Range and pattern matching.

Easy Project

Mini project: Turn this lesson into a real-world query artifact by writing one clean business report query and validating output quality.

IN, BETWEEN, LIKE — concise filtering

These operators clean up common patterns that would otherwise require many OR conditions.

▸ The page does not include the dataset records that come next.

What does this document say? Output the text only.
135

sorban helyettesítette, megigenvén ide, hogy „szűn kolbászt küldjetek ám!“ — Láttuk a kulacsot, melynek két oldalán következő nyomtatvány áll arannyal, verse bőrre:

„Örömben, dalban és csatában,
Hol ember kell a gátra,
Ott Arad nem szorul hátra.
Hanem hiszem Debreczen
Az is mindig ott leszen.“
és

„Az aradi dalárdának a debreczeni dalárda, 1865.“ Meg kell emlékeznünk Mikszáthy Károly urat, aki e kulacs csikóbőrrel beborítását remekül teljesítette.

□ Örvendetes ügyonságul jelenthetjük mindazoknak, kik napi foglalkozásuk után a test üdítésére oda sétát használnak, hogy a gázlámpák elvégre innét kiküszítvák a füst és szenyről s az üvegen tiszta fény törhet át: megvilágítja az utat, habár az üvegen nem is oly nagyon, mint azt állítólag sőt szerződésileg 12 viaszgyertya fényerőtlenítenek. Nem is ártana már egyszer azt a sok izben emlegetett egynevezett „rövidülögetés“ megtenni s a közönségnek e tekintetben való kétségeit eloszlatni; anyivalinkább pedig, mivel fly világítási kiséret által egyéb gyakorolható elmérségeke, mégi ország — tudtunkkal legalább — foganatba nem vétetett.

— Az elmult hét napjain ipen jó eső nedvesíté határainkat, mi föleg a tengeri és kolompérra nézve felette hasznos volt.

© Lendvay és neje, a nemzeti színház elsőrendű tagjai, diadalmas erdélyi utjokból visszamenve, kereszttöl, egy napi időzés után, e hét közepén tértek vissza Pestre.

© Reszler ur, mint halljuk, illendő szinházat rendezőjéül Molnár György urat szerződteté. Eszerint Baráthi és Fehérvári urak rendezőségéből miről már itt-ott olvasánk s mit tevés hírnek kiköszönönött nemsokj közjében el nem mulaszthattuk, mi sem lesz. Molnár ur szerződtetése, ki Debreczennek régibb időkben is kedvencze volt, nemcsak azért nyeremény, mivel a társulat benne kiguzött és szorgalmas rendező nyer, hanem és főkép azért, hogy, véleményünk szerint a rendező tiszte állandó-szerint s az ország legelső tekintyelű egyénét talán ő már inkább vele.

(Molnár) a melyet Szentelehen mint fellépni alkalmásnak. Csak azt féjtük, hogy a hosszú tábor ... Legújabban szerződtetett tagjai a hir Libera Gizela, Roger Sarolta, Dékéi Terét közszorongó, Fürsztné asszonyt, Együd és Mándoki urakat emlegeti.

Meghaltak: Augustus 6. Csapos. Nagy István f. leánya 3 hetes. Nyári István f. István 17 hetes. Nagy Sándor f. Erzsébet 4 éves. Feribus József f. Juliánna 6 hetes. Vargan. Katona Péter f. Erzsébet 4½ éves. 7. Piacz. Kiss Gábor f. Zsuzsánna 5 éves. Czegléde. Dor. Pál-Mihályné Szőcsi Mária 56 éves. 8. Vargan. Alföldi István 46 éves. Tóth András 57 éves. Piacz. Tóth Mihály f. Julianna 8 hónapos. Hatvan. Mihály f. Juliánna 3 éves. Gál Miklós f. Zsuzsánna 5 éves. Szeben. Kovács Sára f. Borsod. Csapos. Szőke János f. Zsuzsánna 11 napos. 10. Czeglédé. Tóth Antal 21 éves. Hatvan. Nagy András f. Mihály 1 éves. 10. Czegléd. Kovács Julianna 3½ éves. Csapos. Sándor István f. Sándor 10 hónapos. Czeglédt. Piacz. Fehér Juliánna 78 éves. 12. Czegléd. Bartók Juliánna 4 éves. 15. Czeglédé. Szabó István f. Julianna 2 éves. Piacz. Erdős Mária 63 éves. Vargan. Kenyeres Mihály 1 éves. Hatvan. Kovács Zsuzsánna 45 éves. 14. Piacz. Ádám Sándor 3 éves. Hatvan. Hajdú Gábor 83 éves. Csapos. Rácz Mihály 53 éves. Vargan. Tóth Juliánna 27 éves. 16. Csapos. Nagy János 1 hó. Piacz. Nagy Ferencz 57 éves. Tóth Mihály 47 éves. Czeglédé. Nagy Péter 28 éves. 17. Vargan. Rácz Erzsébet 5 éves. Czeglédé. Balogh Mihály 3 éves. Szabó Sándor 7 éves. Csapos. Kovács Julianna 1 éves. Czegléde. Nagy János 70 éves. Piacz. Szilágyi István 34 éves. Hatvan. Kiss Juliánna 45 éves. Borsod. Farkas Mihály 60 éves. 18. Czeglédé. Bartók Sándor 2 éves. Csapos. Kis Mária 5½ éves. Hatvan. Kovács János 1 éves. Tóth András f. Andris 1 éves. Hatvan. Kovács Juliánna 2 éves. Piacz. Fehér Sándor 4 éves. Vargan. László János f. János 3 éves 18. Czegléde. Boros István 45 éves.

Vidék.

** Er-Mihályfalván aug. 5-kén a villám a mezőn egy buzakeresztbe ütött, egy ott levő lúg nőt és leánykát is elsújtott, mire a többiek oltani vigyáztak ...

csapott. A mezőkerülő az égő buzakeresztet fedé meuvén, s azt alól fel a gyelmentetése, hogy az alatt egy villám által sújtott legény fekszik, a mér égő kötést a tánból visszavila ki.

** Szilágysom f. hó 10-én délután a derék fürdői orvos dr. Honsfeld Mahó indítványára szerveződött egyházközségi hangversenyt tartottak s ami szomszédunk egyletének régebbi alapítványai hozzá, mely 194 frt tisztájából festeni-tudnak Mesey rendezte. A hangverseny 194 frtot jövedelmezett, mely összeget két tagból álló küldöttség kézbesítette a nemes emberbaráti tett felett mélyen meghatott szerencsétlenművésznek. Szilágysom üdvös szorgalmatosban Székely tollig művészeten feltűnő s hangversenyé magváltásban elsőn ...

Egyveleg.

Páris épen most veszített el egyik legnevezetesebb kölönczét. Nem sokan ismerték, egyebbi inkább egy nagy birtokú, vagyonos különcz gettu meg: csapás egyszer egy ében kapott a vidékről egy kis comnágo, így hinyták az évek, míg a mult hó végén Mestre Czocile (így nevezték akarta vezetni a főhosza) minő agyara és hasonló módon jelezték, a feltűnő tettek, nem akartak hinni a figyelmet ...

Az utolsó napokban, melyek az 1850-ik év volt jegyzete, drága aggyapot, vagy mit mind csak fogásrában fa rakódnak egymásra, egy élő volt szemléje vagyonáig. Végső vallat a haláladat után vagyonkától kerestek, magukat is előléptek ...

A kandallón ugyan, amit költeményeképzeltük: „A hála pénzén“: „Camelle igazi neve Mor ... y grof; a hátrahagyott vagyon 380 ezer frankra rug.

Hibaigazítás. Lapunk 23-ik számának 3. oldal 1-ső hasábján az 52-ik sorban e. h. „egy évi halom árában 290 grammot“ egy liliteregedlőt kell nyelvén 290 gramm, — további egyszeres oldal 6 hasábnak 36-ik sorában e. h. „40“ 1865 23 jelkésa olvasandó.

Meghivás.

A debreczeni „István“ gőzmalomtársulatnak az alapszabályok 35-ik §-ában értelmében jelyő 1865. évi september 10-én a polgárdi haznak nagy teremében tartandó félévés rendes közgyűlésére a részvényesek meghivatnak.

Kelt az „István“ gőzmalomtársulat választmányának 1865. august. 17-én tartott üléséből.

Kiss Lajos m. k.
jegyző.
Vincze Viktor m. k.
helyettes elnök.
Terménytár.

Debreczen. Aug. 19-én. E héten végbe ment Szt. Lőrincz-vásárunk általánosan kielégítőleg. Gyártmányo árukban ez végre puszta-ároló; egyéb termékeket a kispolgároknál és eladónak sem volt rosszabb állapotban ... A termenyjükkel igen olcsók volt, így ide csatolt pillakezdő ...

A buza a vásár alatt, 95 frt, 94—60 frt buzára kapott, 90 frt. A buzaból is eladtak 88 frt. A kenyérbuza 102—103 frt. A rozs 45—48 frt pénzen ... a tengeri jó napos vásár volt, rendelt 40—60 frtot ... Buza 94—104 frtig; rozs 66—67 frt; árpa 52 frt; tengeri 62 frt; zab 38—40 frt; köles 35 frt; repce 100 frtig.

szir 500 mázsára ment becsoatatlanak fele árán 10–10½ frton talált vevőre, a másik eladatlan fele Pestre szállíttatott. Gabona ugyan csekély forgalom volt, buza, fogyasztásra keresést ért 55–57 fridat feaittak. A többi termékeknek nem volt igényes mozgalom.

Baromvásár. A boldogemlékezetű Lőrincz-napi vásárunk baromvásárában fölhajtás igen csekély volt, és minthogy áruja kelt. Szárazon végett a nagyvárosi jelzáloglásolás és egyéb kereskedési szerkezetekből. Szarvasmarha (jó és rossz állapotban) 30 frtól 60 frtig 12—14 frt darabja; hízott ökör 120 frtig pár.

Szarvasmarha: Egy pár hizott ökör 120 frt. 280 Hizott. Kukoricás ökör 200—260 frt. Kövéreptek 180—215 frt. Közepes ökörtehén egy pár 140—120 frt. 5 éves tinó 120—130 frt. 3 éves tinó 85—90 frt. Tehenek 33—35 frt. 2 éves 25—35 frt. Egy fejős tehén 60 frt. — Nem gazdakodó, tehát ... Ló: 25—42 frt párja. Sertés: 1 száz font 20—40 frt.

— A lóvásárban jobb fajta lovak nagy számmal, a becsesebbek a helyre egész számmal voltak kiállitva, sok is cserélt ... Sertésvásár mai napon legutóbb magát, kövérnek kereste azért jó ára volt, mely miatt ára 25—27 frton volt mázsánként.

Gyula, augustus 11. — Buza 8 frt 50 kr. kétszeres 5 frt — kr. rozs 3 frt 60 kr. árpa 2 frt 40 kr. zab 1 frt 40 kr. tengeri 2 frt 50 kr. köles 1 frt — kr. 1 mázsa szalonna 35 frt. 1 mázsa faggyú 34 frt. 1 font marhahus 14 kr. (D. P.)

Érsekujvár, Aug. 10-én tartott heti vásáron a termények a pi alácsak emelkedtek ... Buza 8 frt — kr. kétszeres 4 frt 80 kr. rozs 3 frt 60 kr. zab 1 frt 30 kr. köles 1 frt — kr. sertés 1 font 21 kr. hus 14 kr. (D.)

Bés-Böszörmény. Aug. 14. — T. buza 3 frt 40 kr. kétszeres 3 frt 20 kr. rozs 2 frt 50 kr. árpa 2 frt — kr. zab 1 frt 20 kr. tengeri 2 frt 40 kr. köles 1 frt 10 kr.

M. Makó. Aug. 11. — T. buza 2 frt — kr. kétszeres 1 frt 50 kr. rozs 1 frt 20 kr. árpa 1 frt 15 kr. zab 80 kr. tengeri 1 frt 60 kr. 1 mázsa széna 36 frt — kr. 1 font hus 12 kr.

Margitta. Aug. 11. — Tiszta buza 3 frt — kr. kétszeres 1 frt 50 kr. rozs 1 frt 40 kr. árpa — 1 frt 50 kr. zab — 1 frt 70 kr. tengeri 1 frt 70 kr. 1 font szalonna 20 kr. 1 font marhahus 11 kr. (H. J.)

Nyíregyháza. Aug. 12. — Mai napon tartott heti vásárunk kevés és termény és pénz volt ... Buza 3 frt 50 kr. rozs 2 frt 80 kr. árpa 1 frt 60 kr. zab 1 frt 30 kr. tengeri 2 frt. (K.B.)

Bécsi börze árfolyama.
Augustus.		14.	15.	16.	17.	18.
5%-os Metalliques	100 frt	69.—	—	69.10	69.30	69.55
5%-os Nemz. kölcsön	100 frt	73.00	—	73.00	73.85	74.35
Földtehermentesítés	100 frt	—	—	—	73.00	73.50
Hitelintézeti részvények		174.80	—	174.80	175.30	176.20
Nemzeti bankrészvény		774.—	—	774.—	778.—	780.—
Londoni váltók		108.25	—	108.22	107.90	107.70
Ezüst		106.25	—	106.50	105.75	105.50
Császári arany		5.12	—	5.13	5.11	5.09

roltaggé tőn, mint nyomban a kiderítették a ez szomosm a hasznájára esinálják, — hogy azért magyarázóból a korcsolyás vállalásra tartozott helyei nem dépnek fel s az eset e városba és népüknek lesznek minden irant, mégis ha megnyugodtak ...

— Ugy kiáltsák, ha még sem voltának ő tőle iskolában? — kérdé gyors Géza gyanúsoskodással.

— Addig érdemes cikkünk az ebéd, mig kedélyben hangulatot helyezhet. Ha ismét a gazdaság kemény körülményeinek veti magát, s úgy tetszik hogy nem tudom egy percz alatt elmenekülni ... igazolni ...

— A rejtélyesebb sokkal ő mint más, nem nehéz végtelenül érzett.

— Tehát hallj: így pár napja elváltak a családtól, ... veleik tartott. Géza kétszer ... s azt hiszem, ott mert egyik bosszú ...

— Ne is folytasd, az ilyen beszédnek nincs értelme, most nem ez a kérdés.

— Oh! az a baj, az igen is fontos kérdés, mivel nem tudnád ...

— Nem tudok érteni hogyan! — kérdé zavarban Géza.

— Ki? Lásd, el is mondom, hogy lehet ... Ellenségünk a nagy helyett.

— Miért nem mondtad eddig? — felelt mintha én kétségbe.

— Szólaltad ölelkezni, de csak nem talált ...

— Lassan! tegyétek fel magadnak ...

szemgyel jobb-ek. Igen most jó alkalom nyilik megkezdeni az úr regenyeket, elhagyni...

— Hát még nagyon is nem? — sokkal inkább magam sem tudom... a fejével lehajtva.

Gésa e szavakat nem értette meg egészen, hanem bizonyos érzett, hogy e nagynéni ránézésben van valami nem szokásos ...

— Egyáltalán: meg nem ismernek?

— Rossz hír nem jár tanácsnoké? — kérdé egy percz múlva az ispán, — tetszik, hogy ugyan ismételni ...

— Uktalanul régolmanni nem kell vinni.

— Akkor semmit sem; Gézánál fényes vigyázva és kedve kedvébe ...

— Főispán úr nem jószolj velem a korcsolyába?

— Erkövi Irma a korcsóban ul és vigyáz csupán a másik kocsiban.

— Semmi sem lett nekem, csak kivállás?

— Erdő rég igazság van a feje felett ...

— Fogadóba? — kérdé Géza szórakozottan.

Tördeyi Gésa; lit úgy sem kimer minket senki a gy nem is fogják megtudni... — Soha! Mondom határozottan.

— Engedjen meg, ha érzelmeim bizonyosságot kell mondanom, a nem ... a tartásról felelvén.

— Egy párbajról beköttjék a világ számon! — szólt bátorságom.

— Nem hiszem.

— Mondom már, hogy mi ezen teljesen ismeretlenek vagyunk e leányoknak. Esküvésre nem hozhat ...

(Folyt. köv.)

IN — match a list of values

-- Instead of: WHERE department_id = 60 OR department_id = 80 OR department_id = 90
SELECT first_name, department_id
FROM employees
WHERE department_id IN (60, 80, 90);

NOT IN excludes the listed values:

WHERE department_id NOT IN (10, 20)

Caution: NOT IN returns no rows if the list contains a NULL. Use NOT EXISTS or IS NOT NULL guards when NULL is possible.

BETWEEN — inclusive range check

-- Products priced 30 to 80 (both endpoints included)
SELECT name, price
FROM products
WHERE price BETWEEN 30 AND 80;

Equivalent to price >= 30 AND price <= 80.

LIKE — pattern matching

% matches any sequence of characters. _ matches exactly one character.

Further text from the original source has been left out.